LaCasce noted that there has been some controversy about whether to use this approach should be used in HIV-positive NHL patients. NCI data supports withholding antiretroviral therapy to avoid drug-drug interactions and to maintain dose intensity, she said, citing a study published last month in the New England Journal of Medicine (2013:369:1915-1925).


The paper also adds to prior data from the AIDS Malignancy Consortium and others on continuing antiretroviral therapy in patients undergoing chemotherapy, she said, referring to JCO 2013;31:58-64 and NEJM 2006;355:2238-2296.


Akhtar added that concurrent use of cART and chemotherapy may result in better outcomes for patients because their HIV is under better control and they are in better physical shape.


Further Research

In an editorial accompanying the Barta et al study (Blood. 2013;122:3244-3246), long-time HIV-associated malignancies researcher Alexandra M. Levine, MD, Chief Medical Officer at City of Hope National Medical Center, noted that having a “fully clean” data set from which to derive final treatment recommendations, based on level 1 evidence,” is unlikely:  “HIV-infected patients, as well as the oncologists who treat them, tend to feel very strongly about use of concurrent chemotherapy with cART and/or use of rituximab,” she wrote. “These inherent beliefs have confounded the ability to enroll patients on prospective, randomized trials.”


Barta noted that the analysis should “encourage researchers to enroll patients with HIV lymphomas in clinical trials that are geared toward immunocompetent patients -- In most trials, being HIV positive is an exclusion criteria.” Patients with adequately controlled HIV can tolerate intensive therapies and should not be excluded from lymphoma trials, he said.
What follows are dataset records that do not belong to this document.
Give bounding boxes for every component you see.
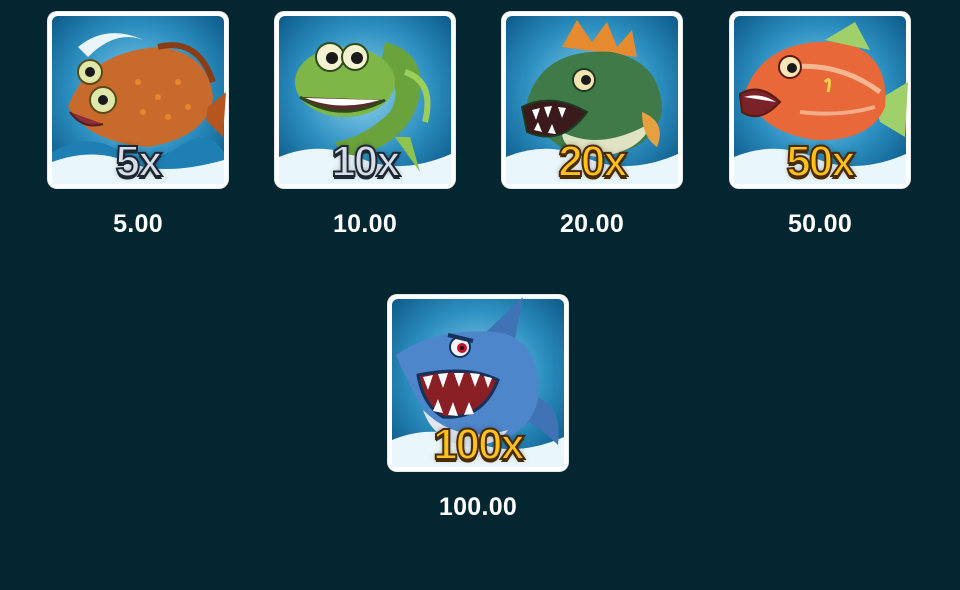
multiplier-badge: 10x	[330, 137, 401, 186]
payout-value: 10.00	[332, 210, 398, 238]
paytable-panel: 5x 5.00 10x 10.00 20x 20.00 50x 50.00 10…	[0, 0, 960, 590]
paytable-symbol-bass: 20x 20.00	[502, 12, 682, 239]
eel-symbol-tile: 10x	[275, 12, 455, 188]
snapper-symbol-tile: 50x	[730, 12, 910, 188]
paytable-symbol-eel: 10x 10.00	[275, 12, 455, 239]
bass-symbol-tile: 20x	[502, 12, 682, 188]
payout-value: 50.00	[787, 210, 853, 238]
multiplier-badge: 100x	[432, 420, 526, 469]
multiplier-badge: 5x	[115, 137, 164, 186]
multiplier-badge: 20x	[557, 137, 628, 186]
payout-value: 20.00	[559, 210, 625, 238]
paytable-symbol-shark: 100x 100.00	[388, 295, 568, 522]
paytable-symbol-flounder: 5x 5.00	[48, 12, 228, 239]
payout-value: 5.00	[113, 210, 163, 238]
shark-symbol-tile: 100x	[388, 295, 568, 471]
multiplier-badge: 50x	[785, 137, 856, 186]
payout-value: 100.00	[438, 493, 518, 521]
paytable-symbol-snapper: 50x 50.00	[730, 12, 910, 239]
flounder-symbol-tile: 5x	[48, 12, 228, 188]
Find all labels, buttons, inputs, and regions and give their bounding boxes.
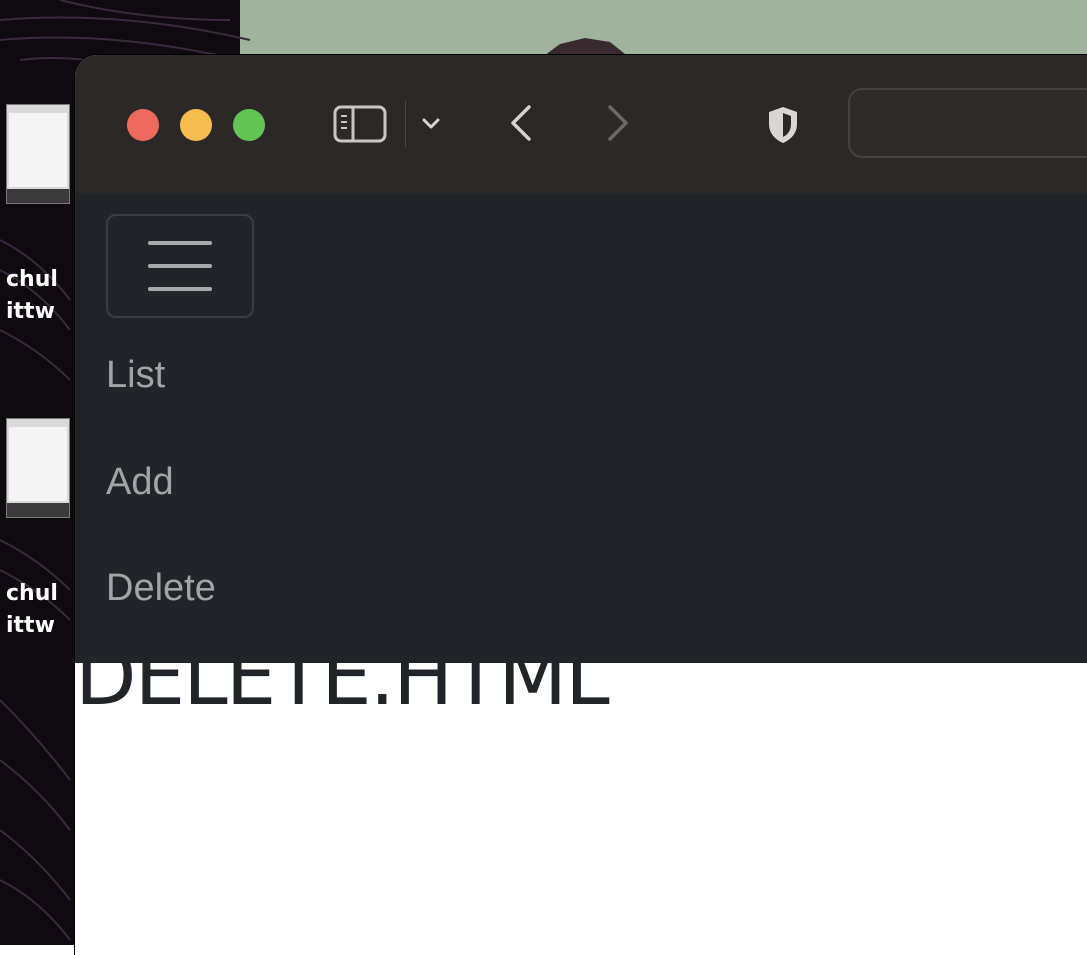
toolbar-divider	[405, 100, 406, 148]
forward-icon[interactable]	[600, 101, 636, 145]
chevron-down-icon[interactable]	[418, 111, 444, 137]
hamburger-icon-bar	[148, 287, 212, 291]
desktop-file-label-line1: chul	[6, 581, 58, 606]
desktop-file-label-line2: ittw	[6, 299, 55, 324]
browser-window: List Add Delete	[75, 55, 1087, 955]
hamburger-icon-bar	[148, 241, 212, 245]
navbar-toggle-button[interactable]	[106, 214, 254, 318]
desktop-file-label[interactable]: chul ittw	[6, 264, 76, 328]
nav-link-list[interactable]: List	[106, 353, 165, 397]
desktop-file-label-line2: ittw	[6, 613, 55, 638]
zoom-window-button[interactable]	[233, 109, 265, 141]
nav-link-add[interactable]: Add	[106, 460, 174, 504]
shield-icon[interactable]	[763, 103, 803, 147]
back-icon[interactable]	[503, 101, 539, 145]
wallpaper-sky	[240, 0, 1087, 60]
desktop-file-label-line1: chul	[6, 267, 58, 292]
nav-link-delete[interactable]: Delete	[106, 566, 216, 610]
desktop-file-thumbnail[interactable]	[6, 104, 70, 204]
page-title: DELETE.HTML	[75, 630, 610, 723]
browser-toolbar	[75, 55, 1087, 194]
desktop-file-thumbnail[interactable]	[6, 418, 70, 518]
close-window-button[interactable]	[127, 109, 159, 141]
sidebar-icon[interactable]	[332, 103, 388, 145]
desktop-file-label[interactable]: chul ittw	[6, 578, 76, 642]
minimize-window-button[interactable]	[180, 109, 212, 141]
hamburger-icon-bar	[148, 264, 212, 268]
address-bar[interactable]	[848, 88, 1087, 158]
site-navbar: List Add Delete	[75, 193, 1087, 663]
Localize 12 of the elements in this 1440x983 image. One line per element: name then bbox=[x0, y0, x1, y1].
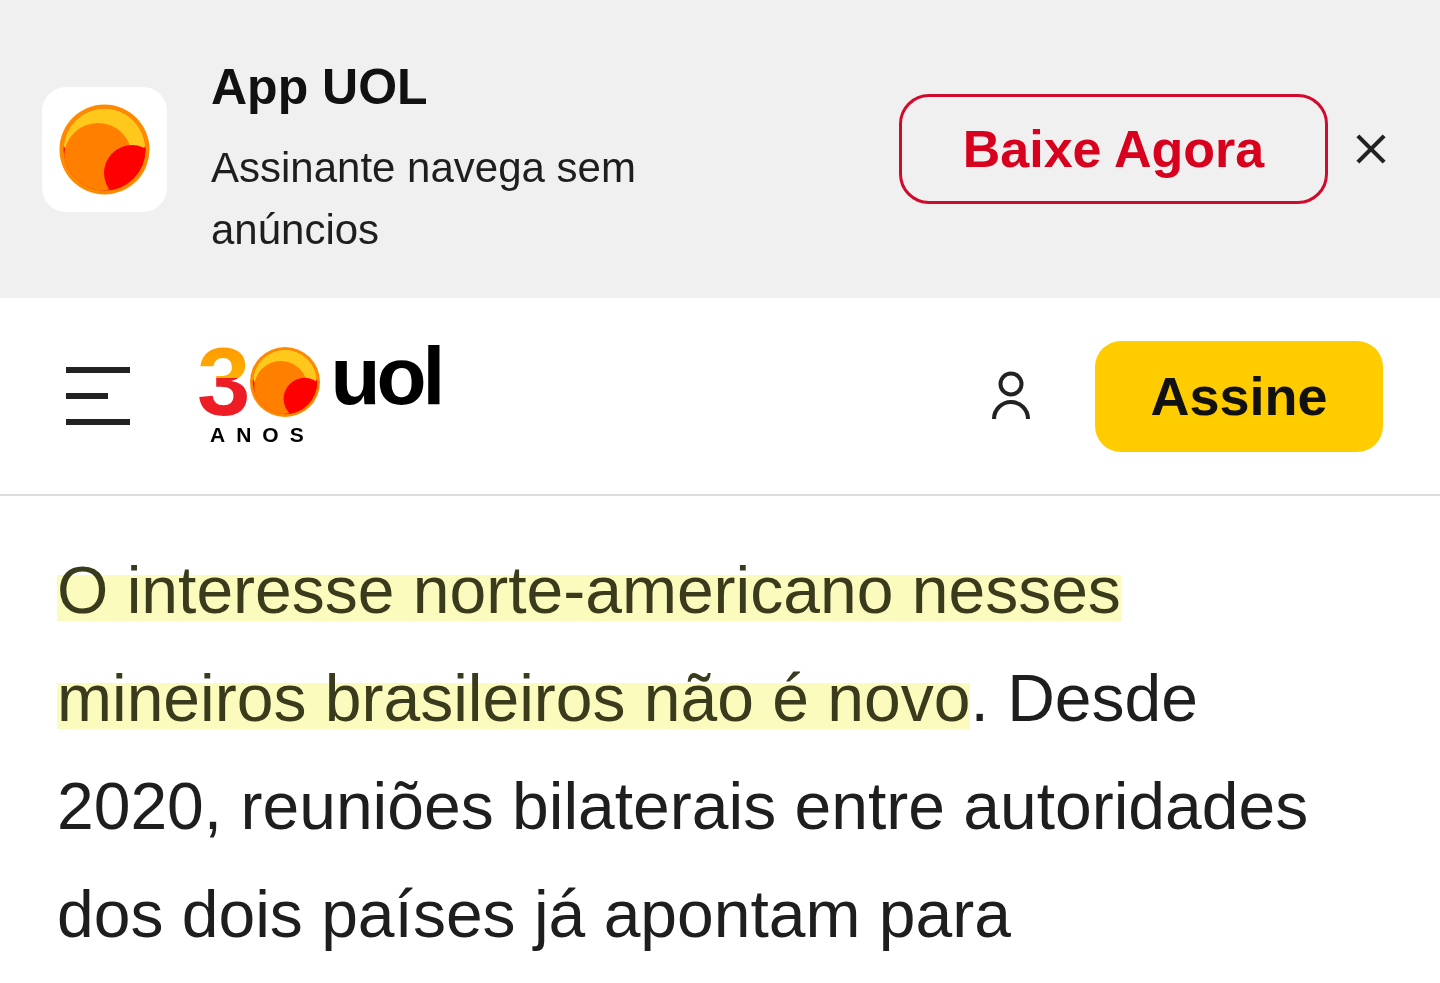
sun-logo-icon[interactable] bbox=[250, 347, 321, 417]
download-button[interactable]: Baixe Agora bbox=[899, 94, 1328, 204]
subscribe-button[interactable]: Assine bbox=[1095, 340, 1383, 452]
menu-icon[interactable] bbox=[66, 367, 130, 425]
user-icon[interactable] bbox=[991, 371, 1031, 421]
close-icon[interactable] bbox=[1356, 134, 1386, 164]
banner-subtitle: Assinante navega sem anúncios bbox=[211, 143, 637, 255]
logo-wordmark[interactable]: uol bbox=[330, 340, 442, 412]
sun-app-icon[interactable] bbox=[42, 86, 167, 212]
logo-tagline: ANOS bbox=[210, 424, 315, 446]
article-paragraph: O interesse norte-americano nesses mineiros brasileiros não é novo. Desde 2020, reuniões bilaterais entre autoridades dos dois países já apontam para bbox=[57, 552, 1310, 953]
banner-title: App UOL bbox=[211, 58, 428, 117]
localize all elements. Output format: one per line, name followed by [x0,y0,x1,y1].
Further research, he added, should also evaluate HIV-related lymphoma and the role of oncogenic viruses, which appear to result in more aggressive features in these patients. And Ansell said, studies investigating novel agents that can be incorporated into frontline treatment to improve outcomes are also needed because a sizable population of patients with HIV-NHL will relapse.


Finally, noted Akhtar, the ongoing Phase III clinical trial (NCT00118209) comparing R-CHOP and R-EPOCH in lymphomas will be able to confirm the current study's findings on these regimens.